El Sindicato Médico del Uruguay (SMU) se reunirá hoy con el director nacional de Trabajo, Julio Baráibar, en una instancia que pretende ser previa al regreso de los profesionales al consejo de salarios, del que se retiraron la semana pasada.
No obstante, los médicos emitieron ayer un duro comunicado en el que rechazan la postura del gobierno y las empresas en ese ámbito y advierten que están dispuestos a la realización de un nuevo paro.
En la reunión de hoy, tanto el Poder Ejecutivo como las instituciones mutuales presentarán nuevos elementos y números que permitan un avance en las negociaciones salariales con los médicos.
El gremio advirtió que de acuerdo a la evolución de las negociaciones, el Comité Ejecutivo del SMU está facultado por la asamblea a instrumentar un nuevo paro de 24 horas para seguir amplificando sus reclamos.
Luego de la asamblea general realizada el miércoles, y más allá de la apertura al diálogo que demuestra el sindicato, el SMU emitió un comunicado que refleja el malestar de los médicos ante la postura del gobierno y los empresarios en el consejo de salarios.
La asamblea resolvió rechazar la actitud "discriminatoria" respecto de los profesionales médicos, "sostenida por parte del Poder Ejecutivo y los representantes de las empresas, en el ámbito de las negociaciones".
También señalan que la propuesta salarial formulada por los médicos "no pretende ningún crecimiento sino solamente recuperar el salario perdido en la administración anterior, tal como fue prometido por el Poder Ejecutivo", se expresa.
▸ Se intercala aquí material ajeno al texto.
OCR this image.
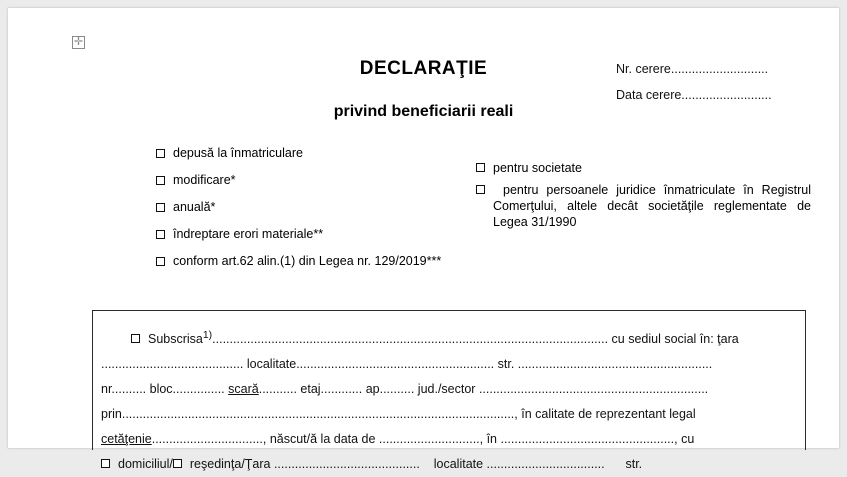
✛
DECLARAŢIE
privind beneficiarii reali
Nr. cerere............................
Data cerere..........................
depusă la înmatriculare
modificare*
anuală*
îndreptare erori materiale**
conform art.62 alin.(1) din Legea nr. 129/2019***
pentru societate
pentru persoanele juridice înmatriculate în Registrul Comerţului, altele decât societăţile reglementate de Legea 31/1990
Subscrisa$^{1)}$.................................................................................................................. cu sediul social în: ţara
......................................... localitate......................................................... str. ........................................................
nr.......... bloc............... scară........... etaj............ ap.......... jud./sector ..................................................................
prin................................................................................................................., în calitate de reprezentant legal
cetăţenie................................, născut/ă la data de ............................., în .................................................., cu
domiciliul/ reşedinţa/Ţara .......................................... localitate .................................. str.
El tema de los reclamos no salariales también estuvieron presentes en la asamblea de galenos, que decidió hacer público que la normativa vigente impone a los médicos destinar a cada paciente sólo diez minutos, "lo cual resulta absolutamente insuficiente", dice la resolución. En ese sentido, reclaman el aumento del tiempo a dedicar al paciente "sin que esto signifique aumento de salarios para el médico, como fue solicitado en el consejo de salarios". Los médicos denunciaron que ninguna de sus reivindicaciones (recuperación salarial y condiciones de trabajo médico) fueron aceptadas. Y expresaron que el cambio de las condiciones de trabajo y una buena relación médico-paciente, son elementos esenciales de la reforma de la salud.